Stepping into the living room, he found an advert for perfume playing quietly in the background, and the long form of Jim curled up on the couch and apparently asleep. A dark lump on his pale sweatshirt solved the mystery of Spock's location, and a pair of eyes slitted open to peer at him in mute curiosity.

He stepped around the back of the couch to lean over it and stare at Jim's face. He was completely asleep: lax and pliant, sinking into the lines of the couch, and somehow beautiful despite the faint snoring, and the spittle collecting on his chin, and the unsightly, uneven growth of stubble from three days of laziness and unwillingness to stay in the cold bathroom any longer than necessary. One arm had fallen off the couch, the hand grazing the floor, and the other was curled around Spock in an instinct protection from the cat falling off.

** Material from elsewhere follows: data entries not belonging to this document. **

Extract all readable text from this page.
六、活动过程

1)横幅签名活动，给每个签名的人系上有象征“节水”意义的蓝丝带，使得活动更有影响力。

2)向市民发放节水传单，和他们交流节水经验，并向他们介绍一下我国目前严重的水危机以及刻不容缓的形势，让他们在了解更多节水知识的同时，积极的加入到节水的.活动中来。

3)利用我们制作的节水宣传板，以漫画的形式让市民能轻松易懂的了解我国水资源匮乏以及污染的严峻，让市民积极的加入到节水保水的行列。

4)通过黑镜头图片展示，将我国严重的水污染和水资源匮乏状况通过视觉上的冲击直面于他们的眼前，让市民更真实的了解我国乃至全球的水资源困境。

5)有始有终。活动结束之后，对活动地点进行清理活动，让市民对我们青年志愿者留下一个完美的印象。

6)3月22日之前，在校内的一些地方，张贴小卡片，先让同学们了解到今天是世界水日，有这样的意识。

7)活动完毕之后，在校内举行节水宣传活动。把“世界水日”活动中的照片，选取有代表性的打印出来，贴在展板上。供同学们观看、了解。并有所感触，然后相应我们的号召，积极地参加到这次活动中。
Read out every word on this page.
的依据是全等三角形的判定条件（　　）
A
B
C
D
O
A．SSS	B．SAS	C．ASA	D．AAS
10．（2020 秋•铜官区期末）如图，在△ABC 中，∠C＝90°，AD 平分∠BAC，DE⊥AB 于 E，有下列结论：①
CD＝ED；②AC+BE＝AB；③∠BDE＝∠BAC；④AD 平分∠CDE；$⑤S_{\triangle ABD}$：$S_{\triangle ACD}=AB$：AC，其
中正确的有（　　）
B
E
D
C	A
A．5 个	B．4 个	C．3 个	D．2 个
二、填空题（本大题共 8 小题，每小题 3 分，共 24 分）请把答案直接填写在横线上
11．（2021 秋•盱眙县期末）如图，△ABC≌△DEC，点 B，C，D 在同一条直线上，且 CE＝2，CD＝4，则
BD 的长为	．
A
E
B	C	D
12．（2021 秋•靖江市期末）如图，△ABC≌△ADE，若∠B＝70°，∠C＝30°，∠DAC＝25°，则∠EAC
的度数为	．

"Keeping watch?" McCoy murmured to Spock.

The cat rose and stretched, Jim murmuring and snorting incoherently at the change in pressure, and jumped up onto the back. He rubbed his head against McCoy's chin momentarily, purring loudly in a surprisingly warm greeting, before settling himself quiet deliberately over McCoy's hands and stretching out, burying the icy fingers into his underbelly and the warm fur and skin there.

Cats were shockingly warm, and the blood rushed to the frozen regions when his purr kicked it up a notch - and McCoy frowned, peering at Spock in a mixture of pleased surprise and utter confusion.

"Since when did you give a damn?" he muttered.

The cat - obviously - did not answer.